I wasn't born in West Philly and I'm definitely not a famous rapper or actor but a lot of this story resonated with me. It was inspiring to hear Smith reflect in his own words on his life. Both to tell the story as he experienced it at the time and at a time to add the lens of what he has learned since then.
This is definitely one of those Better on Audio books. Smith narrates the book himself, he produces it with music and sound effects. It feels earnest. He is arguably one of the best actors in history. In the story, he pours all of his years of being an entertainer and does an incredible job of portraying the different sides and stories of Will Smith.
There is a fair amount of acknowledgment of his many acting accolades.
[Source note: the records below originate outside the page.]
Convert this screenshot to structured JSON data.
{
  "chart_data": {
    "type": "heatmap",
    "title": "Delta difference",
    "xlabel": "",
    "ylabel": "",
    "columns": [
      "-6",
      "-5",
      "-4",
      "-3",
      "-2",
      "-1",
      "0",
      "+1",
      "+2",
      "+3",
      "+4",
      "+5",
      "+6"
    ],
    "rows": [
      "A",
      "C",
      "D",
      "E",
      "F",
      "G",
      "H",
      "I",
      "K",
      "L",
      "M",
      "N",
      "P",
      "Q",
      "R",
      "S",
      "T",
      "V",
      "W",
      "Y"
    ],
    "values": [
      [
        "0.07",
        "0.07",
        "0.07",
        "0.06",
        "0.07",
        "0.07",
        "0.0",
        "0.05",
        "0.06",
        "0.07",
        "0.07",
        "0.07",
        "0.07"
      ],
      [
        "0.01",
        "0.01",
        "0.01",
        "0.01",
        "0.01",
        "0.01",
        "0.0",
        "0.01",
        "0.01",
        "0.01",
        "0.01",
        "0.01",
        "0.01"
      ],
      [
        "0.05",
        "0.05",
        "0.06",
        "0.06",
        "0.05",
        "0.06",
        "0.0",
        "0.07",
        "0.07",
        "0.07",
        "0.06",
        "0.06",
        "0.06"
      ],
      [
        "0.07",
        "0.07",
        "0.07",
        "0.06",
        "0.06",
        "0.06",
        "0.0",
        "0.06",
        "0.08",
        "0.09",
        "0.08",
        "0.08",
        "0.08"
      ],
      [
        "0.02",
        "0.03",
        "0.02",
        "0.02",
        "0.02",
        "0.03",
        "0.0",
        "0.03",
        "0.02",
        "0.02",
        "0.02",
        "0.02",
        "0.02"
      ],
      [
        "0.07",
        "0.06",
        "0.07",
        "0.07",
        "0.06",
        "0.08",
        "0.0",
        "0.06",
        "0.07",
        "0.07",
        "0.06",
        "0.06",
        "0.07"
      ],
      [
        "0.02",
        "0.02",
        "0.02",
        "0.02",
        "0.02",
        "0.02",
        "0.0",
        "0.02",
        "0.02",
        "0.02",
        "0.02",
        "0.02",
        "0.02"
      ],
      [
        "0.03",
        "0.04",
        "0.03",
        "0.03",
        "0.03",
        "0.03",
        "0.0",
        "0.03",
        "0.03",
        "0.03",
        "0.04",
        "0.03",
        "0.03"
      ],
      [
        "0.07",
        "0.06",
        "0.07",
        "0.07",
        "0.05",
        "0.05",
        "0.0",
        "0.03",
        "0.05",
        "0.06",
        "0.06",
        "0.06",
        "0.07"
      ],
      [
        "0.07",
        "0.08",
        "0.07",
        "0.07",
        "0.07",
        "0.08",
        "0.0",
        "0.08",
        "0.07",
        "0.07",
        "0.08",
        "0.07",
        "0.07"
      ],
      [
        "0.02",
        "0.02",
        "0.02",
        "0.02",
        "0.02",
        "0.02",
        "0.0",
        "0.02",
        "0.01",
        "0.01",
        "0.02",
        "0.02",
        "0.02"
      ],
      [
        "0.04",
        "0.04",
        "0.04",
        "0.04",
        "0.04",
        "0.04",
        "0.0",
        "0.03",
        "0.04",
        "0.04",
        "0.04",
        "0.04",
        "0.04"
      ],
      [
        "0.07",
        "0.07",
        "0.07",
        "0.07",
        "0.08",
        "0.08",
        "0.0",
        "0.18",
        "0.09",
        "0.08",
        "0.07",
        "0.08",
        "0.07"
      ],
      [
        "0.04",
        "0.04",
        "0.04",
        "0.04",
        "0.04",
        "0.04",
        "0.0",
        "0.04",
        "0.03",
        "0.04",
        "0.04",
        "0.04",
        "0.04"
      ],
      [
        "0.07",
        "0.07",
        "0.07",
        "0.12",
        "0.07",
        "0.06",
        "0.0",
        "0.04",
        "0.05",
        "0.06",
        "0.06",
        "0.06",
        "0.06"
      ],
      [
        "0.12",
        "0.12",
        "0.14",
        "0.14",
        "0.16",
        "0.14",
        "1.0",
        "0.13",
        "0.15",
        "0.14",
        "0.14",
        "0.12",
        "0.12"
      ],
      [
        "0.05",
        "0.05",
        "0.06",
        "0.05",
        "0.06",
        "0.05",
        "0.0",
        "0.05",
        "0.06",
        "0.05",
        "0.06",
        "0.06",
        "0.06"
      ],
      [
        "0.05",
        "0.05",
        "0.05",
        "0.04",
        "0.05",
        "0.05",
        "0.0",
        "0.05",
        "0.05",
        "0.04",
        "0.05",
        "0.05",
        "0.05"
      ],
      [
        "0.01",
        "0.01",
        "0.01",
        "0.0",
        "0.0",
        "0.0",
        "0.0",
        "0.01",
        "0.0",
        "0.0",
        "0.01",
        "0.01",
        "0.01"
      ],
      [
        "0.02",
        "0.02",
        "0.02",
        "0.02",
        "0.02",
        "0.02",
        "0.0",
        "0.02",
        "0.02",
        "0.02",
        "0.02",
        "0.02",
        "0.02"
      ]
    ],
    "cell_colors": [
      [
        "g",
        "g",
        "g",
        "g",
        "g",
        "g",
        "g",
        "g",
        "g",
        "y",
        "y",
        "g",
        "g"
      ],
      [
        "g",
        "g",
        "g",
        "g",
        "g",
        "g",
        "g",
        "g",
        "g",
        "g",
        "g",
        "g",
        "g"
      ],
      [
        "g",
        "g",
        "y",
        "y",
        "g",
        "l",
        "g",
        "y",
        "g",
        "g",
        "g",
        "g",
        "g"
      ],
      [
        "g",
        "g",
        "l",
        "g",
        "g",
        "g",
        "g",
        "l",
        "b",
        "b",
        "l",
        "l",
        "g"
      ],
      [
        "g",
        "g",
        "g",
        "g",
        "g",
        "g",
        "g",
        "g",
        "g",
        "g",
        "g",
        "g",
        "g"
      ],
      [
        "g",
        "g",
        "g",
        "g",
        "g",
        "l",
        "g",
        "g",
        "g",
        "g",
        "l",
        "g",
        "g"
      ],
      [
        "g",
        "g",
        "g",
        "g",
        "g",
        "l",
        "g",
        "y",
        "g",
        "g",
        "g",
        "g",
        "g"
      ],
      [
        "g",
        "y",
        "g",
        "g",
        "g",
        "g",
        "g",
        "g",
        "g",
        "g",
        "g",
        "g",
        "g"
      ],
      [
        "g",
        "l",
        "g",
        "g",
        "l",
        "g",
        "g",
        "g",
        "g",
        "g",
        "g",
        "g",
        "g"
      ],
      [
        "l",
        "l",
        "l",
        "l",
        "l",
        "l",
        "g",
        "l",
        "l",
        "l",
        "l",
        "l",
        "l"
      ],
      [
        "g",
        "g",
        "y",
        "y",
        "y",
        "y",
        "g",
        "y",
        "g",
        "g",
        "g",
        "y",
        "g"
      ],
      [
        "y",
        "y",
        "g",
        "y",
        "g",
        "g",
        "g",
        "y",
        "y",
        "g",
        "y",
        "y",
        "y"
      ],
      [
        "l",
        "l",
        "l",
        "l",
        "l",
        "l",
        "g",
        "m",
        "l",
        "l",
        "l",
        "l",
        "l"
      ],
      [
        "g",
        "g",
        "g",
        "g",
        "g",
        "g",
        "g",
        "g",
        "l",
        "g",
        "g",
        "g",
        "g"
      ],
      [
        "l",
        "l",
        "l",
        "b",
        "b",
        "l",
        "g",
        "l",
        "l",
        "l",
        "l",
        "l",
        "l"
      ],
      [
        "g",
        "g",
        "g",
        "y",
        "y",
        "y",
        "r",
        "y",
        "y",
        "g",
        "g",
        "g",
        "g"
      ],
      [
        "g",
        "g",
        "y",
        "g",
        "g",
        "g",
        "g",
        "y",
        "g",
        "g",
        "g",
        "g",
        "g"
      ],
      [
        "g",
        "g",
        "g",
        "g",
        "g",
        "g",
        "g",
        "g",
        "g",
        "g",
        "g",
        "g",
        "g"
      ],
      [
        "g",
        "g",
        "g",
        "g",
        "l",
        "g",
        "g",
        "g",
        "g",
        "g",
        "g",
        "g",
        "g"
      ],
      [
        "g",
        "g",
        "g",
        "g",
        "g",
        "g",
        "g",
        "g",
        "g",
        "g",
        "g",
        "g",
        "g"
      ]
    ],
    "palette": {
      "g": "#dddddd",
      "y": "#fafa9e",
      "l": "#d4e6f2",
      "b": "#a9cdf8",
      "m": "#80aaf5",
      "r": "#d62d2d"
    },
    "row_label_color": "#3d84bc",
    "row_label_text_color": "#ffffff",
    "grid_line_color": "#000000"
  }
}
However, I appreciate that he uses it as a moment to reflect on how the same principles of discipline and order that drove his career to its pinnacle also prevented him from recognizing his own or anyone else's feelings. If you have struggled with people-pleasing or perfectionism, I think that you would find a lot in this story that resonates with you as well. Mark Manson was the co-author of this book and it comes packed with a lot of the wisdom and humor he included in his other books like The Subtle Art of Not Giving a Fuck.
Ultimately it feels like a love story to all the people who helped form Smith into who he is today. One of the most heartwarming aspects of Smith's story is that the friends that he surrounded himself with at the start of his career were still the people by his side over thirty years later.
Overall, I really liked this one. I found myself laughing and crying and celebrating and laughing. I was surprised by how deep and applicable it was. I learned a few new things about his career. Overall, I really enjoyed the story and Smith's performance was a knockout.
Since I read this during the Oscars though, it does make me wonder what the Smith who wrote the book would say to the one who smacked Chris Rock?